In fact there are only four traditional Japanese instruments: the shinobue, shakuhachi, koto and the biwa. the main purpose was to have within each group a rich, substantial and balanced palette of sound colors in all registers, from low to high. The solo violin is the only modern instrument. It has a broader sound than the baroque violins which give it its cue. It develops an expressive and melodic part, the style of which is often incantatory.
About the title
The contemplation of nature is an act full of mystery, isn’t it? A landscape can be considered immutable if it refers to "human time" (cf Messiaen). It is characterized by shapes, colors and contrasts. But if we can see it, it is thanks to the light, which, constantly changing, modifies the perception. Sometimes it is also subject to the violence of the elements, which can temporarily distort its forms. So what is the truth? Perhaps the painter Wang, whose story is related by Marguerite Yourcenar, was able to discover the secret of a landscape!
About the form
From the first measures, different sounds repeat and join each other, different gestures give birth to motives that emerge gradually, creating their identity and becoming recognizable, either by their contours or by their rhythmic pace. These elements can be recognized all through the work although constantly mutating : they provide a structure.

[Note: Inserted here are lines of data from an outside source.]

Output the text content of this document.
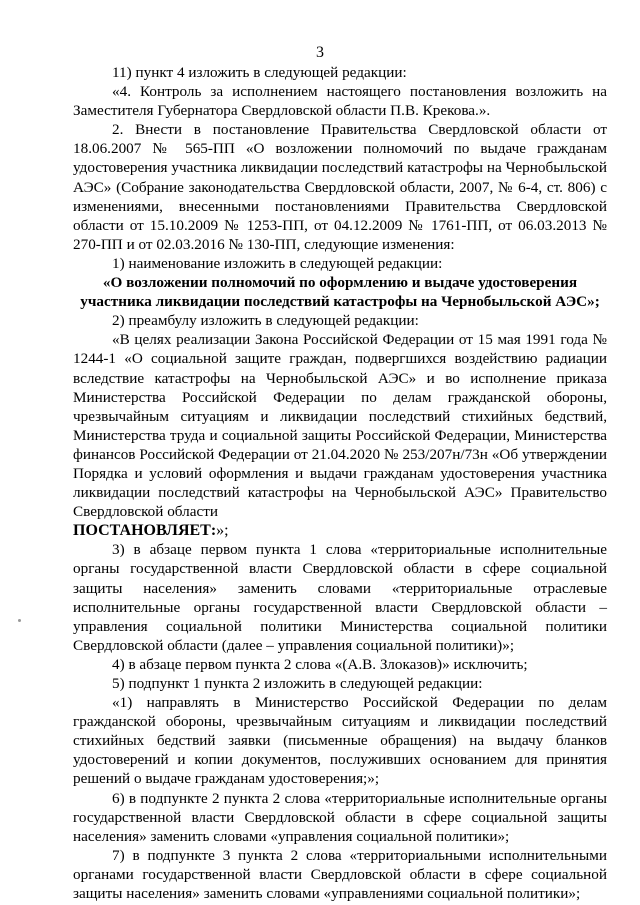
3

11) пункт 4 изложить в следующей редакции:

«4. Контроль за исполнением настоящего постановления возложить на Заместителя Губернатора Свердловской области П.В. Крекова.».

2. Внести в постановление Правительства Свердловской области от 18.06.2007 № 565-ПП «О возложении полномочий по выдаче гражданам удостоверения участника ликвидации последствий катастрофы на Чернобыльской АЭС» (Собрание законодательства Свердловской области, 2007, № 6-4, ст. 806) с изменениями, внесенными постановлениями Правительства Свердловской области от 15.10.2009 № 1253-ПП, от 04.12.2009 № 1761-ПП, от 06.03.2013 № 270-ПП и от 02.03.2016 № 130-ПП, следующие изменения:

1) наименование изложить в следующей редакции:

«О возложении полномочий по оформлению и выдаче удостоверения

участника ликвидации последствий катастрофы на Чернобыльской АЭС»;

2) преамбулу изложить в следующей редакции:

«В целях реализации Закона Российской Федерации от 15 мая 1991 года № 1244-1 «О социальной защите граждан, подвергшихся воздействию радиации вследствие катастрофы на Чернобыльской АЭС» и во исполнение приказа Министерства Российской Федерации по делам гражданской обороны, чрезвычайным ситуациям и ликвидации последствий стихийных бедствий, Министерства труда и социальной защиты Российской Федерации, Министерства финансов Российской Федерации от 21.04.2020 № 253/207н/73н «Об утверждении Порядка и условий оформления и выдачи гражданам удостоверения участника ликвидации последствий катастрофы на Чернобыльской АЭС» Правительство Свердловской области

ПОСТАНОВЛЯЕТ:»;

3) в абзаце первом пункта 1 слова «территориальные исполнительные органы государственной власти Свердловской области в сфере социальной защиты населения» заменить словами «территориальные отраслевые исполнительные органы государственной власти Свердловской области – управления социальной политики Министерства социальной политики Свердловской области (далее – управления социальной политики)»;

4) в абзаце первом пункта 2 слова «(А.В. Злоказов)» исключить;

5) подпункт 1 пункта 2 изложить в следующей редакции:

«1) направлять в Министерство Российской Федерации по делам гражданской обороны, чрезвычайным ситуациям и ликвидации последствий стихийных бедствий заявки (письменные обращения) на выдачу бланков удостоверений и копии документов, послуживших основанием для принятия решений о выдаче гражданам удостоверения;»;

6) в подпункте 2 пункта 2 слова «территориальные исполнительные органы государственной власти Свердловской области в сфере социальной защиты населения» заменить словами «управления социальной политики»;

7) в подпункте 3 пункта 2 слова «территориальными исполнительными органами государственной власти Свердловской области в сфере социальной защиты населения» заменить словами «управлениями социальной политики»;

In a dream-like logic, these patterns come and go in an apparently unpredictable and capricious way, while generating new patterns which in turn reproduce, fit into memory and progress identically.
The work comes out from a low-pitch and resonant note played by plucked strings, and ends in the highest register of the solo violin with an extinguishing tone. It develops several sections indicated by the metronomic movement: Quarter note = 56, then "piu mosso" to 63, then to 69, before returning to 56 for the final episode. However it is not a highly pulsed music. Within these sections, we note sequences. In general an upward musical gesture is a signal to transition to the next sequence.
The work is gradually evolving towards a climax. From this culmination the tension gets down fairly quickly, and gives way to a peaceful conclusion, leading to a long high-pitch B b, which recalls the insisting Bb heard in variable register at the beginning of the solo violin’s part.